Colon. The loaded colon is even more liable to mechanical injury than the cæcum. Occupying as it does the more lateral parts of the abdominal floor, it is even more exposed to kicks and blows, and extending as it does back toward the inguinal regions, it is especially in the way of blows of horns so often delivered in this region. From the solid nature of its contents the presence of calculi, the presence of blood sucking worms, and its implication in the congestions and extravasations of verminous thrombosis, this organ is especially liable to degenerations and inflammations which render its walls particularly friable. Neoplasms of various kinds, cancerous, tubercular, etc., have been found on its walls as occasions of rupture. Abscesses of strangles have ruptured into the viscus. Overdistensions in front of an obstruction in the pelvic flexure, floating colon or rectum are the most frequent causes of rupture. Again, cases have been seen as the result of violent exertions, as during straining in dystokia. It has been a complication of phrenic hernia, of volvulus of the double colon, and of ulceration caused by the prolonged ingestion of arsenic. In severe impaction the necrosis of the intestinal walls has proved a direct cause of laceration. The seat of these ruptures may be at any point, but it is most frequent in front of the pelvic flexure, or in the floating colon, or directly in the seat of impaction.
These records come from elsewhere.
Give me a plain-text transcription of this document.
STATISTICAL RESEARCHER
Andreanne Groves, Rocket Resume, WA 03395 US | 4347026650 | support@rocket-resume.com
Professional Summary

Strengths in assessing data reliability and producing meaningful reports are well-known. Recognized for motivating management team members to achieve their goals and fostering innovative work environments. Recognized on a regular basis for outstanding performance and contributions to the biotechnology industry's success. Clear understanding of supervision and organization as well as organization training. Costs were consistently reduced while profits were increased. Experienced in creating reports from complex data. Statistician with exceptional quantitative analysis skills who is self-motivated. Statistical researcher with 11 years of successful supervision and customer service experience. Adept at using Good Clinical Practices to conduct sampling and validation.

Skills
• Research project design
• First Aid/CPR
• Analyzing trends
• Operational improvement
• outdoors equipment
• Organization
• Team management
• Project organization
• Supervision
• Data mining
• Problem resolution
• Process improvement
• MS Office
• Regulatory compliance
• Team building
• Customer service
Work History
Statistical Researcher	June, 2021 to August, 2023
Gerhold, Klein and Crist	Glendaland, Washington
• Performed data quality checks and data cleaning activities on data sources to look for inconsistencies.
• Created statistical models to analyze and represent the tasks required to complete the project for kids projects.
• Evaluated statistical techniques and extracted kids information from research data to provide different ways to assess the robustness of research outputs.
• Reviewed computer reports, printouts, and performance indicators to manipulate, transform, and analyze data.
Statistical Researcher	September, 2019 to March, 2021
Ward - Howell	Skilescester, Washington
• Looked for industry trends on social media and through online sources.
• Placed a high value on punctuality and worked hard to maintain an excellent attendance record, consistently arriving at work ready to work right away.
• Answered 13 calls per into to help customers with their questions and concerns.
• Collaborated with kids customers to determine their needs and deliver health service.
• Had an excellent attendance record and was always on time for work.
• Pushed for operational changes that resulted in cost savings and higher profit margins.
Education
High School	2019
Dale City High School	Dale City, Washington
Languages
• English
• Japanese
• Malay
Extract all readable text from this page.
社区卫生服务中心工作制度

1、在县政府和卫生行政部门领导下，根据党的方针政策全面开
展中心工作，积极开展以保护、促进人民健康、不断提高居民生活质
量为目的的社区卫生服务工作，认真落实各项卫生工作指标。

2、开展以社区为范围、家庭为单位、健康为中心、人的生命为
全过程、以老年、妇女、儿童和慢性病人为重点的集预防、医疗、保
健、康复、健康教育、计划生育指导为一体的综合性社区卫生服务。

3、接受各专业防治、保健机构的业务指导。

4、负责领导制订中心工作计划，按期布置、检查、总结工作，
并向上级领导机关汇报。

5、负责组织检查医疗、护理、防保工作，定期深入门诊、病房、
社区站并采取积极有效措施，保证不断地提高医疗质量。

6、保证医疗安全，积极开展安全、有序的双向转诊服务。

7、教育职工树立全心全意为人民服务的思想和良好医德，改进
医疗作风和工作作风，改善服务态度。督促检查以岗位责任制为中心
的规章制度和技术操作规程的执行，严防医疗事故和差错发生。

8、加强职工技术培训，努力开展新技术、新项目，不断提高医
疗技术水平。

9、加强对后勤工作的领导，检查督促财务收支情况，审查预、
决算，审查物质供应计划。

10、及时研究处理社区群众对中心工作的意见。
Symptoms. The attack comes on suddenly, perhaps in connection with some special accident or injury, and is manifested by violent colicy pains which show no complete intermission. In many respects the symptoms resemble those of complete obstruction of the bowel, there is a suspension of peristalsis, rumbling, and defecation, a tendency to roll on the back and sit on the haunches, an oblivion of his surroundings and pain on pressing the abdomen. Usually the shock is marked in the dilated pupil, the weak or imperceptible pulse, the short, rapid breathing, cold ears, nose and limbs and the free perspirations. Tympany is usually present as the result of fermentation. Signs of infective peritonitis and auto-intoxication are shown in the extreme prostration, unsteady gait, dullness and stupor, and general symptoms of collapse. The temperature, at first normal, may rise to 105° or 106° as inflammation sets in, and may drop again prior to death.

Termination is fatal either by shock or by the resulting peritonitis and auto-intoxication. Exceptions may exist in case of adhesion of the diseased intestine to the walls of the abdomen and the formation of a fistula without implication of the peritoneum.